1. Install the necessary packages
apt update
apt install python3 python3-pip ffmpeg unzip rename
apt install python3.11-venv
python3 -m venv .venv
2. Install the Vosk utility
source .venv/bin/activate
pip3 install vosk
3. Downloading the model
cd /opt
wget https://alphacephei.com/vosk/models/vosk-model-ru-0.42.zip
unzip vosk-model-ru-0.42.zip
Note 1: In our case, we chose the full model, if the server configuration has less than 8 GB of RAM, then this model will not work and will give an error:
In this case, download the minimum version of the model, as it is less demanding on server resources:
cd /opt
wget https://alphacephei.com/vosk/models/vosk-model-small-ru-0.22.zip
unzip vosk-model-small-ru-0.22.zip
4. Use the following command syntax to check if it works
vosk-transcriber -i audio_file -o text_file -m path_to_model
vosk-transcriber -i /root/test.mp3 -o /root/test.txt -m /opt/vosk-model-ru-0.42
For the minimum model, respectively:
vosk-transcriber -i /root/test.mp3 -o /root/test.txt -m /opt/vosk-model-small-ru-0.22
If you have several files, we found and used the following script on the Internet, which allows you to process the entire folder with audio files and translate all of them into text automatically, you just have to wait for the processing to complete:
touch transcribe.sh
chmod +x transcribe.sh
nano transcribe.sh
#!/bin/bash
errmsg="USAGE: sh transcribe.sh SRCPATH DSTPATH VOSKMODELPATH"
if [ $1 ]; then
srcpath=$1
echo "SOURCE PATH: $srcpath"
else
echo "No source path entered" >&2
echo $errmsg
exit 2
fi
if [ $2 ]; then
dstpath=$2
echo "DESTINATION PATH: $dstpath"
else
echo "No destination path entered" >&2
echo $errmsg
exit 2
fi
if [ $3 ]; then
modelpath=$3
echo "VOSK MODEL PATH: $modelpath"
else
echo "No VOSK language model path entered" >&2
echo $errmsg
exit 2
fi
startdate=$(date)
find $srcpath -name "* *" -type f | rename 's/ /_/g'
## remove spaces from filenames in target directory
famount=$(find $srcpath -type f | wc -l) ## counting the number of files
echo "Found $famount files"
i=0;
for f in $srcpath/*; do
i=$(( $i + 1 ))
echo "Transcribing ${f##*/} ($i/$famount)"

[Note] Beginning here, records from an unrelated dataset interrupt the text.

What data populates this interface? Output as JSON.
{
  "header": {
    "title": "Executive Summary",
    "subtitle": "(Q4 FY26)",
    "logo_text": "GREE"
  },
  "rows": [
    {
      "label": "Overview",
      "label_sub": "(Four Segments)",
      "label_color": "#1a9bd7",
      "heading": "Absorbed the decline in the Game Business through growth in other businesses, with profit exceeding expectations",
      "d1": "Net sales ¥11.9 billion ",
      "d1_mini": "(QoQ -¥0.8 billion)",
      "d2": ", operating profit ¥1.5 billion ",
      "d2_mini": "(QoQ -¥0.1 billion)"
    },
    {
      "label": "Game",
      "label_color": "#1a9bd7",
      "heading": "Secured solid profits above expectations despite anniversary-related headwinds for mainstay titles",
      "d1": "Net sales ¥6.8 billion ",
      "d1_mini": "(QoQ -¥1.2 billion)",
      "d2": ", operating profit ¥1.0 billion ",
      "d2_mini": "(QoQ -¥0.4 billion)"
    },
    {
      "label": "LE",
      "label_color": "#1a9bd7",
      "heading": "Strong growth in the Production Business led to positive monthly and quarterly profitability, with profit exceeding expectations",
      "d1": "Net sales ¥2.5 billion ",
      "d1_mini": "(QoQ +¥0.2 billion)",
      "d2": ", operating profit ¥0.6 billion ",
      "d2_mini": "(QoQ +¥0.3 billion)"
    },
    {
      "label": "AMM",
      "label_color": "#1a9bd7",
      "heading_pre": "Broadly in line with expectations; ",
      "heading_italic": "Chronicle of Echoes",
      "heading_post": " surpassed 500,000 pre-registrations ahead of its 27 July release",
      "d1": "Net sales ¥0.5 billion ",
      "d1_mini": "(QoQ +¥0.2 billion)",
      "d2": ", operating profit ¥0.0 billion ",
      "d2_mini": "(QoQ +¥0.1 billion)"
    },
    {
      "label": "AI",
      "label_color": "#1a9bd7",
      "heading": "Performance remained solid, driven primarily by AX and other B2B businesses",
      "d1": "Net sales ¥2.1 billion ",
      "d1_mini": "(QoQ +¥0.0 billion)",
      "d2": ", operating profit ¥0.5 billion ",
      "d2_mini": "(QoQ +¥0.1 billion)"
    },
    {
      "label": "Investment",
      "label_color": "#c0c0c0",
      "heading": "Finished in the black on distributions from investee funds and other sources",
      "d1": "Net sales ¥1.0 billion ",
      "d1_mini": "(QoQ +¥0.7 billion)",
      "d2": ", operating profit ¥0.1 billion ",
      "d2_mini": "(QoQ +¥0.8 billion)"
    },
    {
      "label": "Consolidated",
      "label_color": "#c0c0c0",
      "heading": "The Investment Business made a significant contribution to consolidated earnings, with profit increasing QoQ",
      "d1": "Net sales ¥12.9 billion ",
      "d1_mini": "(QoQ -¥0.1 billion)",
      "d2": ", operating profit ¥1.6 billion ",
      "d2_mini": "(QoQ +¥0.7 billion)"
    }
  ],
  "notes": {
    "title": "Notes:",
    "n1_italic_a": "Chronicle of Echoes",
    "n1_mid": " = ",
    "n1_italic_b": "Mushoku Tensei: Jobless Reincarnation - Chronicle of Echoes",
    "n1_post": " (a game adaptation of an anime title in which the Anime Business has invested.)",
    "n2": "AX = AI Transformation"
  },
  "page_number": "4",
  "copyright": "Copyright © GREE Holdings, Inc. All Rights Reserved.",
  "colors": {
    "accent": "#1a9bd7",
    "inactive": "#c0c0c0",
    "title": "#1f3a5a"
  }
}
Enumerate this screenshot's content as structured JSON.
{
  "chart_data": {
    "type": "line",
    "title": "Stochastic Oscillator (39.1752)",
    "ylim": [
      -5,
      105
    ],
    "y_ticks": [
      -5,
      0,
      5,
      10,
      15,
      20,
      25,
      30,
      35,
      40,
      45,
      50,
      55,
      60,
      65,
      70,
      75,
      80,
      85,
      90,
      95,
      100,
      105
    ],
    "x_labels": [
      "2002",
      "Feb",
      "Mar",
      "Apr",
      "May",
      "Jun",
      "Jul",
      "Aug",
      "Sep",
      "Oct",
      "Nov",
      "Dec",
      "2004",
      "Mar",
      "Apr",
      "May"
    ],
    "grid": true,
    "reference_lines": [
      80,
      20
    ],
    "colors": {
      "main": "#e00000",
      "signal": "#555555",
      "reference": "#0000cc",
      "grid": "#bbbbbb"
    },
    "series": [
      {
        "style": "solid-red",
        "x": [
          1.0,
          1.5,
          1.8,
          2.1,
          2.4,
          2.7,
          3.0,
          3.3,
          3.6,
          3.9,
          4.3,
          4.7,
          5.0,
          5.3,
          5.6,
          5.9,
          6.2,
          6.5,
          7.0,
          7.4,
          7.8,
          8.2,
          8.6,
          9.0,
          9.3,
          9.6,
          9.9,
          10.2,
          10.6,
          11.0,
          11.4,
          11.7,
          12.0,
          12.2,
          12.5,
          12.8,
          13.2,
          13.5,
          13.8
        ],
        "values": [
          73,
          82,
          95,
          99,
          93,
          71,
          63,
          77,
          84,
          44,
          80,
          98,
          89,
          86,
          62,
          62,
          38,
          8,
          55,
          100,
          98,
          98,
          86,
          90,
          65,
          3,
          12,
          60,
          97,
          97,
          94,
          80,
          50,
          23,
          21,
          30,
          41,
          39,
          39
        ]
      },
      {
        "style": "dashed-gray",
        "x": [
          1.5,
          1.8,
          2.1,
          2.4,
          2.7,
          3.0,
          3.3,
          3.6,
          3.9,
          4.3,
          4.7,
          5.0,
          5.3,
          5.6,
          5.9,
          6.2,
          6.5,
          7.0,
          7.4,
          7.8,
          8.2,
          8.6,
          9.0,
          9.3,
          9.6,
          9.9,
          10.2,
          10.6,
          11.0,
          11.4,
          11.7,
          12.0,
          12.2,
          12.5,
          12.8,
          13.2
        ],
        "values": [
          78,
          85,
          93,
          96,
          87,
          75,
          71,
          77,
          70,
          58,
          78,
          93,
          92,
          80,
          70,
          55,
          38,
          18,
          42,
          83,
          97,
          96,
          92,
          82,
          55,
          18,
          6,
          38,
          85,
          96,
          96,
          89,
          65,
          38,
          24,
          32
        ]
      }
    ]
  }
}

vosk-transcriber -m $modelpath -i $srcpath/${f##*/} -o $dstpath/${f##*/}.txt >/dev/null 2>&1 ;
## remove >/dev/null 2>&1 to display recognition status
## rm $srcpath/${f##*/} ## uncomment to remove the original file
done
fready=$(find $dstpath -type f | wc -l)
echo "DONE. Transcribed $fready of $famount files"
enddate=$(date)
echo STARTED AT: ${startdate}
echo ENDED AT: ${enddate}
Syntax for using the script:
sh transcribe.sh path_to_sources_files path_to_result path_to_model
sh transcribe.sh /root/audio/ /root/text/ /opt/vosk-model-ru-0.42/
Note 2: If you logged into the server via ssh again, then the vosk-transcriber command will be available after you activate the Python virtual environment, so the transcription start sequence will be as follows:
source .venv/bin/activate
vosk-transcriber -i /root/test.mp3 -o /root/test.txt -m /opt/vosk-model-ru-0.42/
To process an entire folder:
sh transcribe.sh /root/audio/ /root/text/ /opt/vosk-model-ru-0.42/
More language models are available for link, it is necessary to download and unpack by analogy described in paragraph 3.
The server for translating audio files into text is ready to use. The quality of translation depends on the clarity of pronunciation and the quality of the recording itself, for example, when processing an audio fragment from an interview, it is noticeably higher than when processing a musical song.